Ingredients:
For the crust:
1 cups ginger snap cookies crumbs (i used my food processor to grind them)
1/8 cup sugar
2 tablespoons unsalted butter, melted
For the filling:
2 8 oz. packages cream cheese, softened
2 large eggs, room temperature
3/4 cups sugar
1/2 cup canned pumpkin puree
1 1/2 tablespoons all-purpose flour
1/2 tablespoon pure vanilla extract
1/4 teaspoon salt
1 tablespoon pumpkin-pie spice
Directions:
1. Preheat oven to 350 degrees, with rack in center. Spray a 9" glass pie pan with Pam.

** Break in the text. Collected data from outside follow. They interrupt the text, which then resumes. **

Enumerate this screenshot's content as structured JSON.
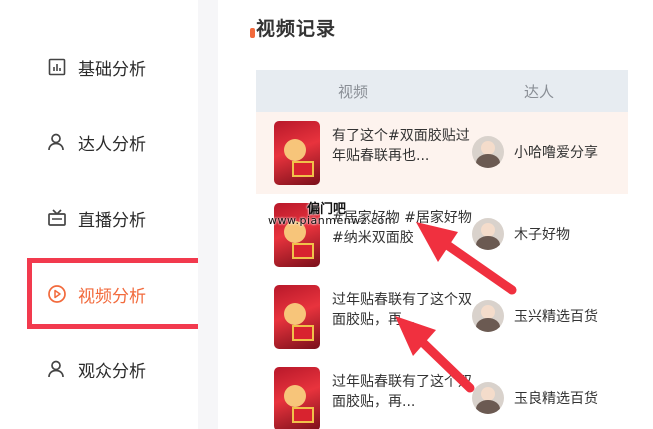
{
  "sidebar": {
    "items": [
      {
        "label": "基础分析",
        "icon": "bar-chart-icon"
      },
      {
        "label": "达人分析",
        "icon": "user-icon"
      },
      {
        "label": "直播分析",
        "icon": "tv-icon"
      },
      {
        "label": "视频分析",
        "icon": "play-circle-icon",
        "active": true
      },
      {
        "label": "观众分析",
        "icon": "user-icon"
      }
    ]
  },
  "main": {
    "section_title": "视频记录",
    "columns": {
      "video": "视频",
      "influencer": "达人"
    },
    "rows": [
      {
        "title": "有了这个#双面胶贴过年贴春联再也...",
        "influencer": "小哈噜爱分享"
      },
      {
        "title": "#居家好物 #居家好物 #纳米双面胶",
        "influencer": "木子好物"
      },
      {
        "title": "过年贴春联有了这个双面胶贴，再...",
        "influencer": "玉兴精选百货"
      },
      {
        "title": "过年贴春联有了这个双面胶贴，再...",
        "influencer": "玉良精选百货"
      }
    ]
  },
  "watermark": {
    "name": "偏门吧",
    "url": "www.pianmenwz.com"
  },
  "colors": {
    "accent": "#f26a3c",
    "highlight_box": "#f23a4e",
    "arrow": "#f0303f",
    "header_bg": "#e7ecf1",
    "row_highlight": "#fdf3ee"
  }
}
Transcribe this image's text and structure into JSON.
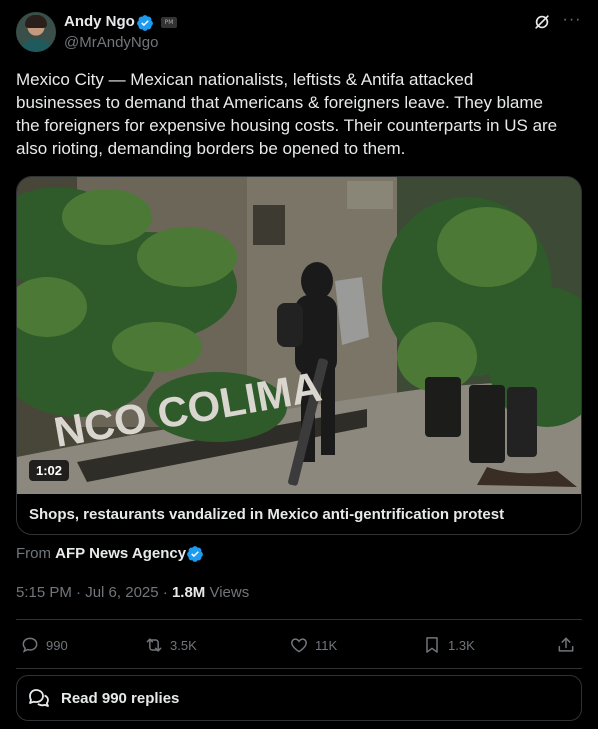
{
  "author": {
    "name": "Andy Ngo",
    "handle": "@MrAndyNgo",
    "badge_text": "PM"
  },
  "tweet": {
    "text": "Mexico City — Mexican nationalists, leftists & Antifa attacked\nbusinesses to demand that Americans & foreigners leave. They blame\nthe foreigners for expensive housing costs. Their counterparts in US are\nalso rioting, demanding borders be opened to them."
  },
  "media": {
    "duration": "1:02",
    "title": "Shops, restaurants vandalized in Mexico anti-gentrification protest",
    "sign_text": "NCO COLIMA"
  },
  "source": {
    "prefix": "From",
    "name": "AFP News Agency"
  },
  "meta": {
    "time": "5:15 PM",
    "separator": " · ",
    "date": "Jul 6, 2025",
    "views_count": "1.8M",
    "views_label": "Views"
  },
  "actions": {
    "replies": "990",
    "reposts": "3.5K",
    "likes": "11K",
    "bookmarks": "1.3K"
  },
  "read_replies": "Read 990 replies",
  "colors": {
    "background": "#000000",
    "text": "#e7e9ea",
    "muted": "#71767b",
    "border": "#2f3336",
    "verified_blue": "#1d9bf0"
  },
  "icons": [
    "verified-icon",
    "grok-icon",
    "more-icon",
    "reply-icon",
    "repost-icon",
    "like-icon",
    "bookmark-icon",
    "share-icon",
    "conversation-icon"
  ]
}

2. Make the crust: In a medium bowl, mix cookie crumbs, sugar, and butter until moistened; press firmly into bottom of pan. Bake for 10 minutes.

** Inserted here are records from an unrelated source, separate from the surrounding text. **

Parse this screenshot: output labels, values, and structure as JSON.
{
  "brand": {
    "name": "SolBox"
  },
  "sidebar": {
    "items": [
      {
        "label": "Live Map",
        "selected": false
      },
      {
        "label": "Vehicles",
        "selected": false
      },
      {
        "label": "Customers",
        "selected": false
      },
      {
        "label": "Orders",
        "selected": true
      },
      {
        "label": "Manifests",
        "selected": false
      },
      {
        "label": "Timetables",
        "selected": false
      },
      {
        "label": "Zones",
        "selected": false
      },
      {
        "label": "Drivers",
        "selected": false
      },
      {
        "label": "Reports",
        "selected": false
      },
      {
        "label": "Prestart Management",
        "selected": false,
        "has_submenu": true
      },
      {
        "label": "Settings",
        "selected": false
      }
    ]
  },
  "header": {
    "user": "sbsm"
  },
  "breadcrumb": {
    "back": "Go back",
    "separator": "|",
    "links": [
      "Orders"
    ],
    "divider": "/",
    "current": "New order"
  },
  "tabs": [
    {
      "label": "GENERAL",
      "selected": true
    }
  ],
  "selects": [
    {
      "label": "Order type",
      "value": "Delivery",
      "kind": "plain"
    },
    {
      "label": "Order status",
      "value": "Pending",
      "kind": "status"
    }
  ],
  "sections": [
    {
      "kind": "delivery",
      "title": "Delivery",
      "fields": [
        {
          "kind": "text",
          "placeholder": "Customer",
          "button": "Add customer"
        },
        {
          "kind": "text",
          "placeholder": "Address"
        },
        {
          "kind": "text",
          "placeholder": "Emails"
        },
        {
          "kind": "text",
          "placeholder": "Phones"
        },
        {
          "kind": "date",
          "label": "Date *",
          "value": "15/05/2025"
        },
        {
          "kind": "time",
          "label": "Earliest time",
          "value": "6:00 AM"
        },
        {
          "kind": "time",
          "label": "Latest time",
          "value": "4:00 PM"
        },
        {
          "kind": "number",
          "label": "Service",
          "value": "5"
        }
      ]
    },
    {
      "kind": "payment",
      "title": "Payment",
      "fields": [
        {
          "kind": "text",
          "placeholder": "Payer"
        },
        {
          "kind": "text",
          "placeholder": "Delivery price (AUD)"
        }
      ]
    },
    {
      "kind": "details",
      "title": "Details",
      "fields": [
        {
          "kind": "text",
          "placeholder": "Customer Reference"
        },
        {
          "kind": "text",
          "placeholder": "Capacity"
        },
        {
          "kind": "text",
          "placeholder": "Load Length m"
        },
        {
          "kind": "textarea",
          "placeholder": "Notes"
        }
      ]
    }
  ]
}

3. Make the filling: With an electric mixer, beat cream cheese and sugar on low speed until smooth; mix in flour. Add pumpkin puree, pie spice, vanilla, and salt; mix just until smooth. Add eggs one at a time, mixing until each is incorporated before adding the next.
4. Pour filling into pie pan, and gently smooth top. Transfer to oven; reduce oven heat to 300 degrees. Bake 45 minutes. Turn off oven; let cheesecake stay in oven 2
5. Remove from oven; cool completely. Cover with plastic wrap; refrigerate until firm, at least 4 hours or overnight.
Just a word of advise, don't just butter the pie pan thinking that will be sufficient...you won't be able to get the crust out with the pie!! Other than that this pie was a BIG HIT. I made 2 for thanksgiving and everyone LOVED it. Including me. In fact, I ate a piece today and lamented that there is only half of one left. Although my ever expanding waist line is lucky thats all that is left of the thanksgiving leftovers!